Because this study brings together many different fields, it required a huge and extremely talented team, too many to thank in one place—co-lead authors are students Maggie Chen and Matthew Hancock (both now recently graduated), and postdoctoral fellow Maximilian Wranik. Co-senior authors are professors Kacper Rogala and Nam Chu. 

 

What are the next steps in your research?

The most exciting next step is that our new structural understanding could allow us to make new cancer drugs that target mTORC2 specifically. mTORC2 seems to be a central node—there may be no for the cell to get around the blockade. The proof will, of course, be if we can make such a drug and test it, which has never been done.

 

Is that something that your team would do? 

We're really interested in doing that. The first steps are to develop specific tests that could be used to screen drugs, both computationally and from libraries.
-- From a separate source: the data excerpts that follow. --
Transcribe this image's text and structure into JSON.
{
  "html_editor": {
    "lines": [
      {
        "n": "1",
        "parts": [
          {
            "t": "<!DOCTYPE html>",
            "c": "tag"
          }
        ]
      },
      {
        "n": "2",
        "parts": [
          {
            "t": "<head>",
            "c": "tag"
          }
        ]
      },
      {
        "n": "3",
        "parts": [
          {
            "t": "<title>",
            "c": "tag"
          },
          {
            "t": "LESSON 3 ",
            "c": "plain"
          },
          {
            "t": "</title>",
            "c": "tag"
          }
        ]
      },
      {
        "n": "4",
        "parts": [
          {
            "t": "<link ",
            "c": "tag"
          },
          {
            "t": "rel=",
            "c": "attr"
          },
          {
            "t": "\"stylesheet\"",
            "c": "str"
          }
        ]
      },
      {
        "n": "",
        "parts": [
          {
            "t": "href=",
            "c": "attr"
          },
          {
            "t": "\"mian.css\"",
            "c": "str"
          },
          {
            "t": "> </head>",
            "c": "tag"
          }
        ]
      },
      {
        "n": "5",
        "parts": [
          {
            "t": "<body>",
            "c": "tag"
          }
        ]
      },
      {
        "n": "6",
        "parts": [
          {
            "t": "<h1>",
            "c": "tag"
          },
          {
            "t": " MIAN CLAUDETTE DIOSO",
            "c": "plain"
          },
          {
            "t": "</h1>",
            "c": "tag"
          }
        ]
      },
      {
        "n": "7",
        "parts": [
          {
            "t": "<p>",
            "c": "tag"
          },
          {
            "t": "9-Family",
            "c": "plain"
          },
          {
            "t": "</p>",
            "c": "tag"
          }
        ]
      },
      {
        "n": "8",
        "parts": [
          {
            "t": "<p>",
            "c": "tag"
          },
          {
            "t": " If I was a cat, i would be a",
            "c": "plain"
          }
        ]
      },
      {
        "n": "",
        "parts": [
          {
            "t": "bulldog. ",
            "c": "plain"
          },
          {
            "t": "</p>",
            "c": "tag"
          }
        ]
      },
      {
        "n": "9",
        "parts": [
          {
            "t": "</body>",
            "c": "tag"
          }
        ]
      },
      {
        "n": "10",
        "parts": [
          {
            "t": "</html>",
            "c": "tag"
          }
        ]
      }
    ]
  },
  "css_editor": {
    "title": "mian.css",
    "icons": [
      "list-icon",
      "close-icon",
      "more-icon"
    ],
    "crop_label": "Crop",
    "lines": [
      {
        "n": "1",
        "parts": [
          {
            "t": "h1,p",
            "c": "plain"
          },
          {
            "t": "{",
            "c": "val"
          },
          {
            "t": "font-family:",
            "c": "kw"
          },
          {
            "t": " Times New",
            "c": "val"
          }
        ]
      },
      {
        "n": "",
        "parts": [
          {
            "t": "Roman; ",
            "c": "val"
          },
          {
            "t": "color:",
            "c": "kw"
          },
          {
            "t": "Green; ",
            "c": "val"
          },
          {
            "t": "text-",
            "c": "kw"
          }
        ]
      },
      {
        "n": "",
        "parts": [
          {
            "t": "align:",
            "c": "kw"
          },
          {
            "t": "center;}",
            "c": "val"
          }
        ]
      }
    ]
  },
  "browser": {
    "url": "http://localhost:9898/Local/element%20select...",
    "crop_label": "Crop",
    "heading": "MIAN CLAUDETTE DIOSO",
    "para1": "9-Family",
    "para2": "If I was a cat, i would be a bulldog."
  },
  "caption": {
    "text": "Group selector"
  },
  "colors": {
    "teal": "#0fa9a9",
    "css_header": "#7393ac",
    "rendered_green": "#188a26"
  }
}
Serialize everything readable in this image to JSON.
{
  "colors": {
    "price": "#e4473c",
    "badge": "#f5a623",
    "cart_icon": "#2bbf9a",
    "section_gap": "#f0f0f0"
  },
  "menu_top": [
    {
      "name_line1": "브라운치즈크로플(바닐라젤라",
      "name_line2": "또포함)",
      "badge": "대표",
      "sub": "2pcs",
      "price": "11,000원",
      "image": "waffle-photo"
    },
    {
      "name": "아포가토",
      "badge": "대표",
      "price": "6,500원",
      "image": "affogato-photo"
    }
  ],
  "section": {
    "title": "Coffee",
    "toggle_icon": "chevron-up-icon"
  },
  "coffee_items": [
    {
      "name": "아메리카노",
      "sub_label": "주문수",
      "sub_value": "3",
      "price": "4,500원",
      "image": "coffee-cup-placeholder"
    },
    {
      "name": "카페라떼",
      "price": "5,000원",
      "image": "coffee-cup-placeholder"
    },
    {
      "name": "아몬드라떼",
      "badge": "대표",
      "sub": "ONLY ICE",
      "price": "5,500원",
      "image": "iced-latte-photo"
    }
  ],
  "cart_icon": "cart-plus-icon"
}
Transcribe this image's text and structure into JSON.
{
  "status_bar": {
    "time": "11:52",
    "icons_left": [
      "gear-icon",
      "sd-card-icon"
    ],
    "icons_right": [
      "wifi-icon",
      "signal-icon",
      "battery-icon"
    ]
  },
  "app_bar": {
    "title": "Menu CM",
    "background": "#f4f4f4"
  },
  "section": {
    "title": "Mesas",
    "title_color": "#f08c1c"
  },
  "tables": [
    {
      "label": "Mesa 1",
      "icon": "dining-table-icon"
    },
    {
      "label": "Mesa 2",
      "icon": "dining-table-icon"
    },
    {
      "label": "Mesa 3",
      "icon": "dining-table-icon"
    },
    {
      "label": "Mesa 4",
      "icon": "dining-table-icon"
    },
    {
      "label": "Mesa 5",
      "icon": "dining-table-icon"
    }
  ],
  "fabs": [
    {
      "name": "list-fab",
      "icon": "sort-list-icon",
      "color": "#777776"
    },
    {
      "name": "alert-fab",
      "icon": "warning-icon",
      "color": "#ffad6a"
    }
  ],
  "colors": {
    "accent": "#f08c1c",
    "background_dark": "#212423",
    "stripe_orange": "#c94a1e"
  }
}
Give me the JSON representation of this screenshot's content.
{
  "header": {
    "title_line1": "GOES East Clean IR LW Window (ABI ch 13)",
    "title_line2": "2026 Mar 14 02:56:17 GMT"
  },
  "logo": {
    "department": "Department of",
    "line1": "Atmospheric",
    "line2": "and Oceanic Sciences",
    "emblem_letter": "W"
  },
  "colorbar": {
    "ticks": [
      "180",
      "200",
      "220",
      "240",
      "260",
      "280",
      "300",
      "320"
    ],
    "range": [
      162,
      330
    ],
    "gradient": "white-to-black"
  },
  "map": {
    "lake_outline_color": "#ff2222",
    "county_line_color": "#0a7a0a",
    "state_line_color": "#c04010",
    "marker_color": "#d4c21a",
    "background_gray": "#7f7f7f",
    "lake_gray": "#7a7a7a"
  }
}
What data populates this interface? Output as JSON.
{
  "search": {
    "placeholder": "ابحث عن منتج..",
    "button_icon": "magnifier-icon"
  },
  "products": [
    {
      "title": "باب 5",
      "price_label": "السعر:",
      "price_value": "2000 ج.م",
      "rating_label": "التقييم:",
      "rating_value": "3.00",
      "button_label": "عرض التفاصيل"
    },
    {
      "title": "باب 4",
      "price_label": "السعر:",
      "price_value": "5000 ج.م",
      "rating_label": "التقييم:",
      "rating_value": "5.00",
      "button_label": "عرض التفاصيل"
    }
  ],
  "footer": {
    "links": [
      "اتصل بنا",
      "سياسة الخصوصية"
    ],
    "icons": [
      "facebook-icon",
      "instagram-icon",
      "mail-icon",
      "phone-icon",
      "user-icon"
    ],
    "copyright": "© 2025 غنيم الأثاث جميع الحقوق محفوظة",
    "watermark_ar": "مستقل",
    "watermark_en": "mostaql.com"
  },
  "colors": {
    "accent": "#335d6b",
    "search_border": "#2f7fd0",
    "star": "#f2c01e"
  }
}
We're working on that now.

 

You’re also an attending gastrointestinal pathologist with Brown University Health. How does your clinical work inform your research?

In pathology, we are constantly reminded of the many deficits present even in world-class cancer care. My dual role enables me to find key problems and translate discoveries quickly to the clinic, and I focused on targeting mTORC2 after seeing many metastatic pancreatic and colon cancers where no targeted therapies were available. 

My science has also changed my clinical lens in thinking about carcinogenesis. I see a lot of pre-cancers and early-stage cancers, and I think a lot about cancer development and how to find it earlier or prevent it. My other scientific passion is transposons, the virus-like parasites that have written around half of the human genome. There, we're working to understand how the transposon LINE-1 contributes to cancer development. It also appears to contribute to unhealthy aging, and we have begun to translate LINE-1 insights into the clinic for two applications - first for cancer diagnosis, and second, along with two other leading scientists at Brown, John Sedivy and Bess Frost, we are developing new therapies for cancer, neurodegeneration, and aging. Although mTOR and transposons sound very different, we use similar technical approaches in both cases, and we're working on them because they're important in human disease.

 

How did federal funding make this study possible?

This is curiosity-driven basic research that is asking fundamental questions about how the human body works. I was supported by a five-year physician scientist career development award from the National Institutes of Health, which has enabled me to pursue this high-risk, high-reward mTORC2 project. That support also gave me the freedom to pursue transposon projects that have the potential to be paradigm shifting in how we prevent and diagnose cancer and other common diseases of aging. None of these things are immediately translatable into the clinic and would be hard to fund from industry. Rita Allen Foundation recently honored me as their Milton Cassel Scholar, and visionary support from Brown, the chair of Pathology Jake Kurtis, and Dean Jain enabled me to start my lab as part of the new Aging Center and the Legoretta Cancer Center. All of those things have made this kind of work possible. But without sustained federal investment in science, which provides a different magnitude of funding, projects like these and our scientific community at large are at risk.